Separating Our Financial Heads from Our Political Hearts

The 2016 presidential election is coming at us like stampeding buffalo, and it seems there’s no reprieve from the rhetoric.


Among the claims on both sides of the campaign trail is that electing [insert candidate name here] will boost the stock market, improve the economy, and put more cash in your wallet. But the question, as always, is who’s speaking the truth? If (and this is certainly a hypothetical question) your #1 concern when you walk into that voting booth is the future strength of your portfolio, how should you vote in November?

Back in 2003, when GW Bush was in his second year in the Oval Office, I met with a new client at the University Club in Montgomery, Alabama, where Stephen was a professor at the University of Alabama. After our initial greetings and social niceties, the conversation quickly shifted to how much Stephen “hated Bush” and that he couldn’t see investing in the stock market as long as Bush was in office. “As soon as a democrat is back in office, he’ll straighten out the economy and restore order to this mess, but I’m not putting in a dime.” If you dive into the details, there’s much more to the picture—so much, in fact, that it’s quite evident that regardless of who is the sitting President, the stock market is driven by well-led companies who create investment value—not by who’s in the White House.

Stephen’s verbal tirade was enough for me to know we would not be a good fit.


I declined to work with him; his thinking was far too restrictive and unproductive. Not only was that a wise choice for me personally (I cherish my freedom to work with clients who think rationally and value my advice), but Stephen’s theory would not have delivered professional value either. At that time, Stephen had all his retirement assets in safe, interest-bearing money markets and treasuries paying about 4%. Since that meeting more than 12 years ago, interest rates declined to 1.8% on 10-year treasuries. Assuming Stephen stuck to his guns and stayed out of the market, his average return over this period would have been just 2.9%. The Dow average closed at 10,173 on August 31, 2003, and jumped past 17,000 this past Monday on March 7, 2016. That’s an annual gain of 6% plus 2% for dividends or a total of 8%. Stephen’s decision to restrict investment options influenced by politics caused him to lose out on returns that might have been 250% better.

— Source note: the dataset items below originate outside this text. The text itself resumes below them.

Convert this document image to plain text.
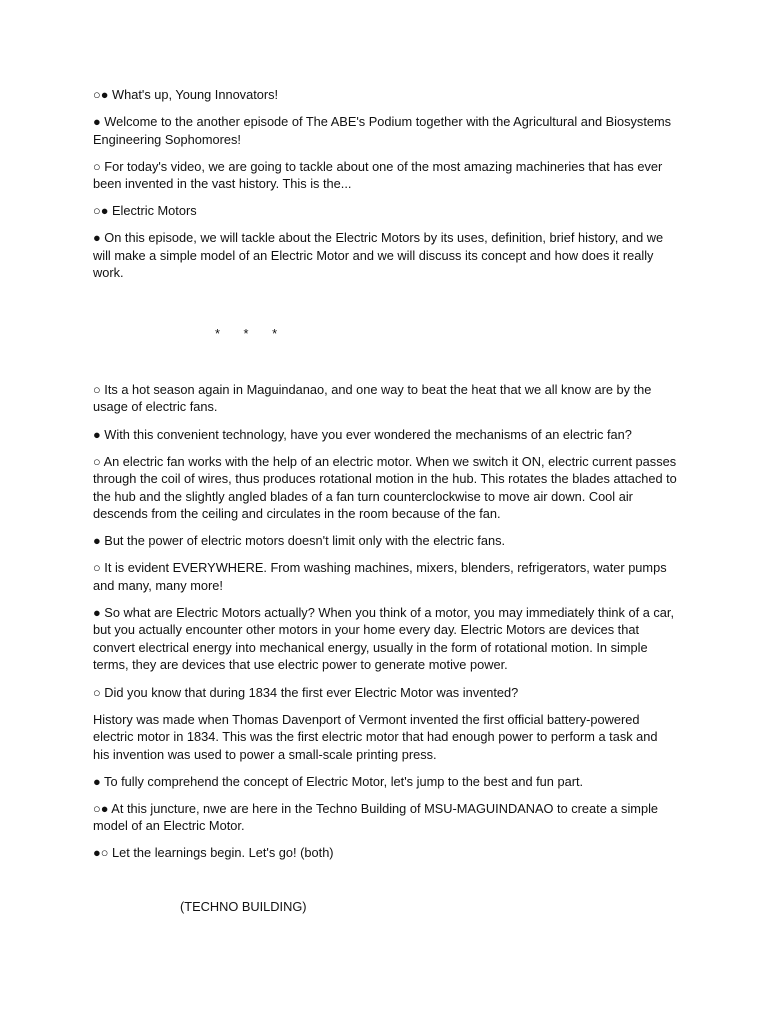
○● What's up, Young Innovators!

● Welcome to the another episode of The ABE's Podium together with the Agricultural and Biosystems Engineering Sophomores!

○ For today's video, we are going to tackle about one of the most amazing machineries that has ever been invented in the vast history. This is the...

○● Electric Motors

● On this episode, we will tackle about the Electric Motors by its uses, definition, brief history, and we will make a simple model of an Electric Motor and we will discuss its concept and how does it really work.

* * *

○ Its a hot season again in Maguindanao, and one way to beat the heat that we all know are by the usage of electric fans.

● With this convenient technology, have you ever wondered the mechanisms of an electric fan?

○ An electric fan works with the help of an electric motor. When we switch it ON, electric current passes through the coil of wires, thus produces rotational motion in the hub. This rotates the blades attached to the hub and the slightly angled blades of a fan turn counterclockwise to move air down. Cool air descends from the ceiling and circulates in the room because of the fan.

● But the power of electric motors doesn't limit only with the electric fans.

○ It is evident EVERYWHERE. From washing machines, mixers, blenders, refrigerators, water pumps and many, many more!

● So what are Electric Motors actually? When you think of a motor, you may immediately think of a car, but you actually encounter other motors in your home every day. Electric Motors are devices that convert electrical energy into mechanical energy, usually in the form of rotational motion. In simple terms, they are devices that use electric power to generate motive power.

○ Did you know that during 1834 the first ever Electric Motor was invented?

History was made when Thomas Davenport of Vermont invented the first official battery-powered electric motor in 1834. This was the first electric motor that had enough power to perform a task and his invention was used to power a small-scale printing press.

● To fully comprehend the concept of Electric Motor, let's jump to the best and fun part.

○● At this juncture, nwe are here in the Techno Building of MSU-MAGUINDANAO to create a simple model of an Electric Motor.

●○ Let the learnings begin. Let's go! (both)

(TECHNO BUILDING)
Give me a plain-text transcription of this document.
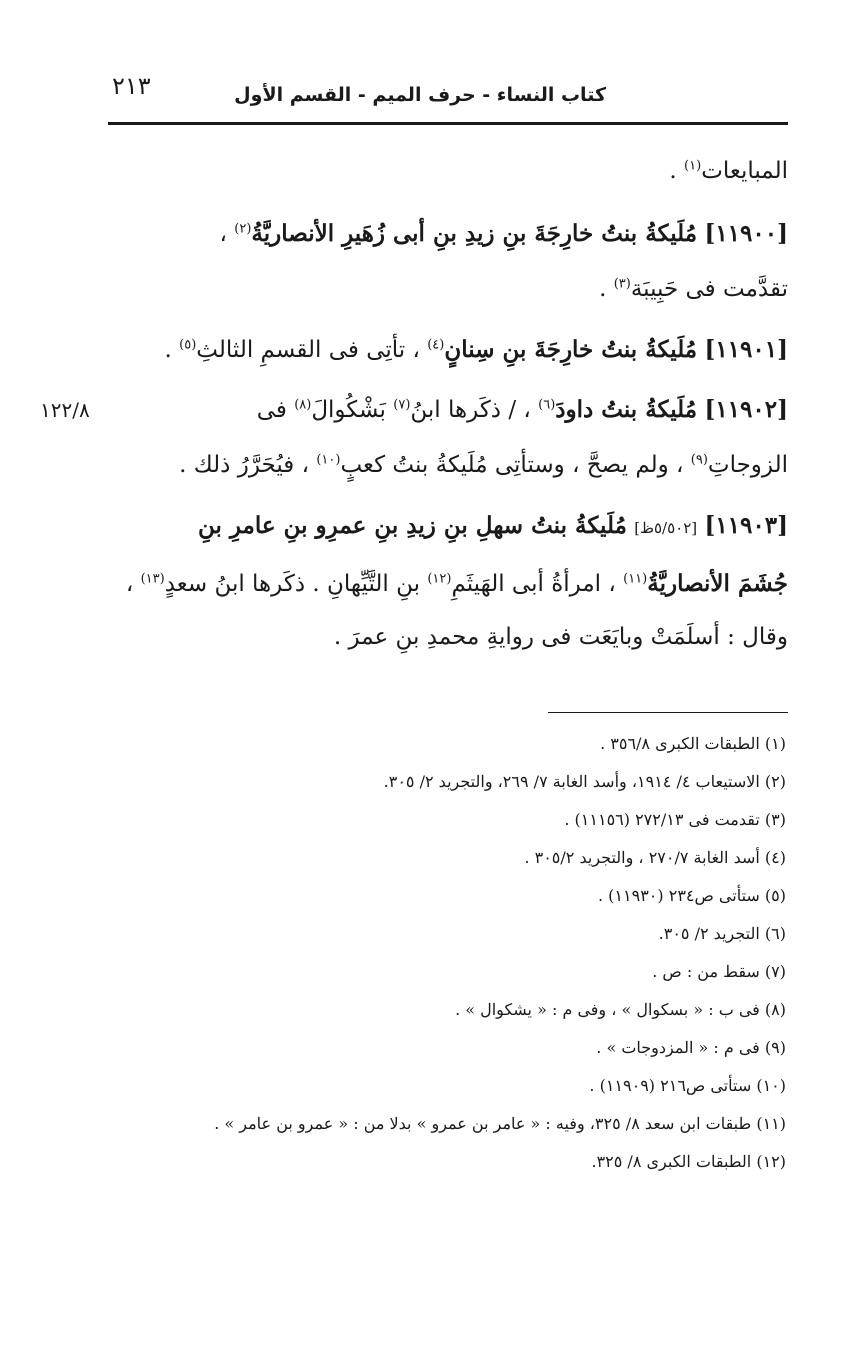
كتاب النساء - حرف الميم - القسم الأول
٢١٣
المبايعات$^{(١)}$ .
[١١٩٠٠] مُلَيكةُ بنتُ خارِجَةَ بنِ زيدِ بنِ أبى زُهَيرِ الأنصاريَّةُ$^{(٢)}$ ،
تقدَّمت فى حَبِيبَة$^{(٣)}$ .
[١١٩٠١] مُلَيكةُ بنتُ خارِجَةَ بنِ سِنانٍ$^{(٤)}$ ، تأتِى فى القسمِ الثالثِ$^{(٥)}$ .
[١١٩٠٢] مُلَيكةُ بنتُ داودَ$^{(٦)}$ ، / ذكَرها ابنُ$^{(٧)}$ بَشْكُوالَ$^{(٨)}$ فى
١٢٢/٨
الزوجاتِ$^{(٩)}$ ، ولم يصحَّ ، وستأتِى مُلَيكةُ بنتُ كعبٍ$^{(١٠)}$ ، فيُحَرَّرُ ذلك .
[١١٩٠٣] [٥/٥٠٢ظ] مُلَيكةُ بنتُ سهلِ بنِ زيدِ بنِ عمرِو بنِ عامرِ بنِ
جُشَمَ الأنصاريَّةُ$^{(١١)}$ ، امرأةُ أبى الهَيثَمِ$^{(١٢)}$ بنِ التَّيِّهانِ . ذكَرها ابنُ سعدٍ$^{(١٣)}$ ،
وقال : أسلَمَتْ وبايَعَت فى روايةِ محمدِ بنِ عمرَ .
(١) الطبقات الكبرى ٣٥٦/٨ .
(٢) الاستيعاب ٤/ ١٩١٤، وأسد الغابة ٧/ ٢٦٩، والتجريد ٢/ ٣٠٥.
(٣) تقدمت فى ٢٧٢/١٣ (١١١٥٦) .
(٤) أسد الغابة ٢٧٠/٧ ، والتجريد ٣٠٥/٢ .
(٥) ستأتى ص٢٣٤ (١١٩٣٠) .
(٦) التجريد ٢/ ٣٠٥.
(٧) سقط من : ص .
(٨) فى ب : « بسكوال » ، وفى م : « يشكوال » .
(٩) فى م : « المزدوجات » .
(١٠) ستأتى ص٢١٦ (١١٩٠٩) .
(١١) طبقات ابن سعد ٨/ ٣٢٥، وفيه : « عامر بن عمرو » بدلا من : « عمرو بن عامر » .
(١٢) الطبقات الكبرى ٨/ ٣٢٥.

Separating our financial heads from our political hearts is a difficult challenge for most of us.


We’re not alone. We’ve all seen one business sector or another spend massive amounts of money to promote a specific candidate because they believe that candidate’s agenda will have a direct impact on their particular industry or the economy overall. But clearly they’re not paying attention to the data either.

Even in the most heated political climate, and regardless which party holds office, the markets seem to function pretty well. In fact, historically, the markets have tended to do quite well during political gridlock—the most recent illustration being that the DOW has doubled since the bottom of the Great Recession in 2009. So despite all the dysfunction and animosity filling our political system, the economy seems to be operating by its own rules.

Thank goodness, considering that our political history has been contentious since its beginnings. On July 11, 1804, in a duel after a long and bitter rivalry, Aaron Burr, the sitting vice-president, killed Alexander Hamilton, the former secretary of the treasury. And both men had been in duels before—Hamilton himself having participated in at least 10 known duels before the one that ended his own rather contentious history.

Of course, I’m not espousing dueling pistols to resolve political conflicts.


But I do recommend taking a lesson from Stephen: no matter who you’d love to see in the White House next January (and I urge you to vote with your heartand your head), keep your investments out of the picture. Invest based on economic reality—not on media speculation about who may be running the country and what that supposedly means for the economy and the stock market. Your portfolio will thank you in the end.